UU No. 8 Tahun 2010 tentang Pemberantasan dan Pencegahan TPPU, kata Yusuf, memang sudah mengatur tentang penyidik TPPU. Undang-undang itu menyebutkan penyidik berasal dari enam unsur yaitu KPK, Kejaksaan, Kepolisian, Ditjen Pajak, Ditjen Bea dan Cukai, dan BNN.

Lantaran diatur terbatas, PPATK pun hanya bisa menyampaikan laporan kepada penyidik dari enam lembaga itu. “Kalau yang lain ada, tapi TNI tidak ada, ini menggambarkan adanya diskriminasi,” kata Yusuf.

Kemauan dan Terobosan
Pakar hukum TPPU, Yenti Garnasih berpendapat aturan tentang pembatasan transaksi tunai memang mutlak dibutuhkan. Namun, ketiadaan regulasi jangan dilihat sebagai kendala. Menurut dia, pada akhirnya yang dibutuhkan adalah kemauan dari para penegak hukum. Regulasi akan sia-sia jika penegak hukum tidak menunjukkan komitmen.

Untuk mengatasi kendala transaksi tunai, Yenti mengatakan penegak hukum harus kreatif dengan regulasi yang sudah ada. Dia mengusulkan agar dugaan TPPU melalui transaksi tunai diselisik mulai dari si penerima, lalu diterapkan pembuktian terbalik.

“Kalau transaksi tunai kan yang bisa diketahui hanya penerimanya, penegak hukum bisa memulai dengan mengusut si penerima dan menerapkan pembuktian terbalik. Yang penting kemauan,” Yenti menegaskan.
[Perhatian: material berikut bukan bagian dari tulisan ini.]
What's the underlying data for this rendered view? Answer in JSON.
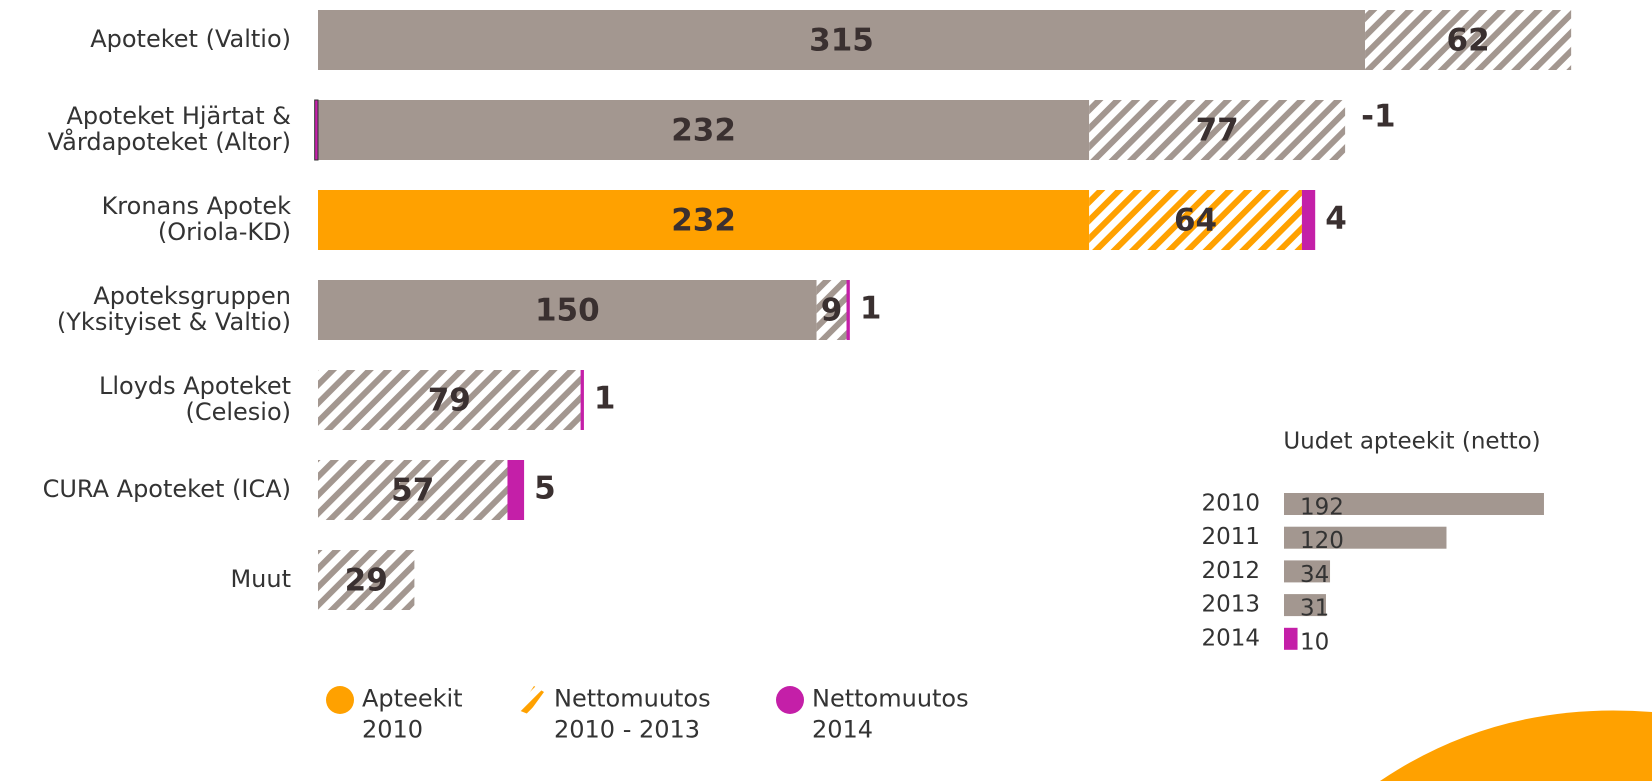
{
  "chart_data": {
    "type": "bar",
    "orientation": "horizontal",
    "stacked": true,
    "categories": [
      "Apoteket (Valtio)",
      "Apoteket Hjärtat &\nVårdapoteket (Altor)",
      "Kronans Apotek\n(Oriola-KD)",
      "Apoteksgruppen\n(Yksityiset & Valtio)",
      "Lloyds Apoteket\n(Celesio)",
      "CURA Apoteket (ICA)",
      "Muut"
    ],
    "series": [
      {
        "name": "Apteekit\n2010",
        "color": "#ffa100",
        "colors": [
          "#a39790",
          "#a39790",
          "#ffa100",
          "#a39790",
          "#a39790",
          "#a39790",
          "#a39790"
        ],
        "hatch": false,
        "values": [
          315,
          232,
          232,
          150,
          null,
          null,
          null
        ]
      },
      {
        "name": "Nettomuutos\n2010 - 2013",
        "color": "#ffa100",
        "colors": [
          "#a39790",
          "#a39790",
          "#ffa100",
          "#a39790",
          "#a39790",
          "#a39790",
          "#a39790"
        ],
        "hatch": true,
        "values": [
          62,
          77,
          64,
          9,
          79,
          57,
          29
        ]
      },
      {
        "name": "Nettomuutos\n2014",
        "color": "#c41fa8",
        "hatch": false,
        "values": [
          null,
          -1,
          4,
          1,
          1,
          5,
          null
        ]
      }
    ],
    "inset": {
      "type": "bar",
      "title": "Uudet apteekit (netto)",
      "categories": [
        "2010",
        "2011",
        "2012",
        "2013",
        "2014"
      ],
      "values": [
        192,
        120,
        34,
        31,
        10
      ],
      "colors": [
        "#a39790",
        "#a39790",
        "#a39790",
        "#a39790",
        "#c41fa8"
      ]
    }
  }
}
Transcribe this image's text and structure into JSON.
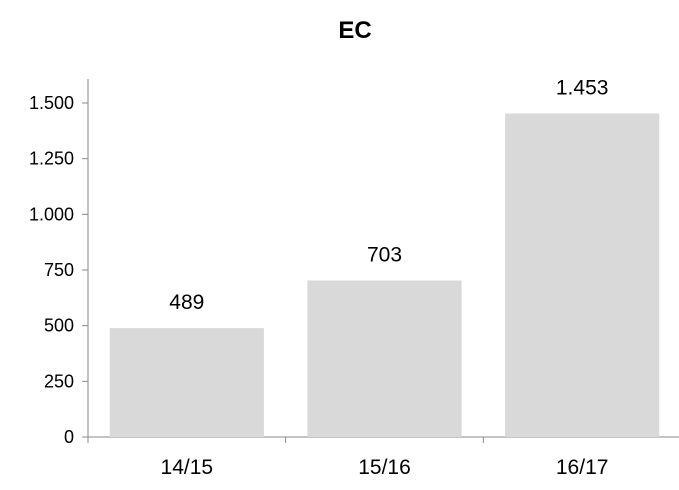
{
  "chart_data": {
    "type": "bar",
    "title": "EC",
    "categories": [
      "14/15",
      "15/16",
      "16/17"
    ],
    "values": [
      489,
      703,
      1453
    ],
    "value_labels": [
      "489",
      "703",
      "1.453"
    ],
    "ylim": [
      0,
      1500
    ],
    "yticks": [
      0,
      250,
      500,
      750,
      1000,
      1250,
      1500
    ],
    "ytick_labels": [
      "0",
      "250",
      "500",
      "750",
      "1.000",
      "1.250",
      "1.500"
    ],
    "xlabel": "",
    "ylabel": "",
    "grid": false,
    "legend": "none",
    "bar_color": "#d9d9d9"
  }
}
Soal TNI, Yenti berpendapat penegak hukum juga harus melakukan terobosan. Dalam hal TPPU terkait tindak pidana korupsi, Yenti yakin oknum TNI yang terlibat pasti tidak bekerja sendiri. Dengan kata lain, pasti ada pihak-pihak lain. Penegak hukum, kata dia, harus membuat terobosan dengan mengusut terlebih dahulu unsur non-TNI (sipil). “Setelah itu bisa saja digunakan mekanisme peradilan koneksitas.”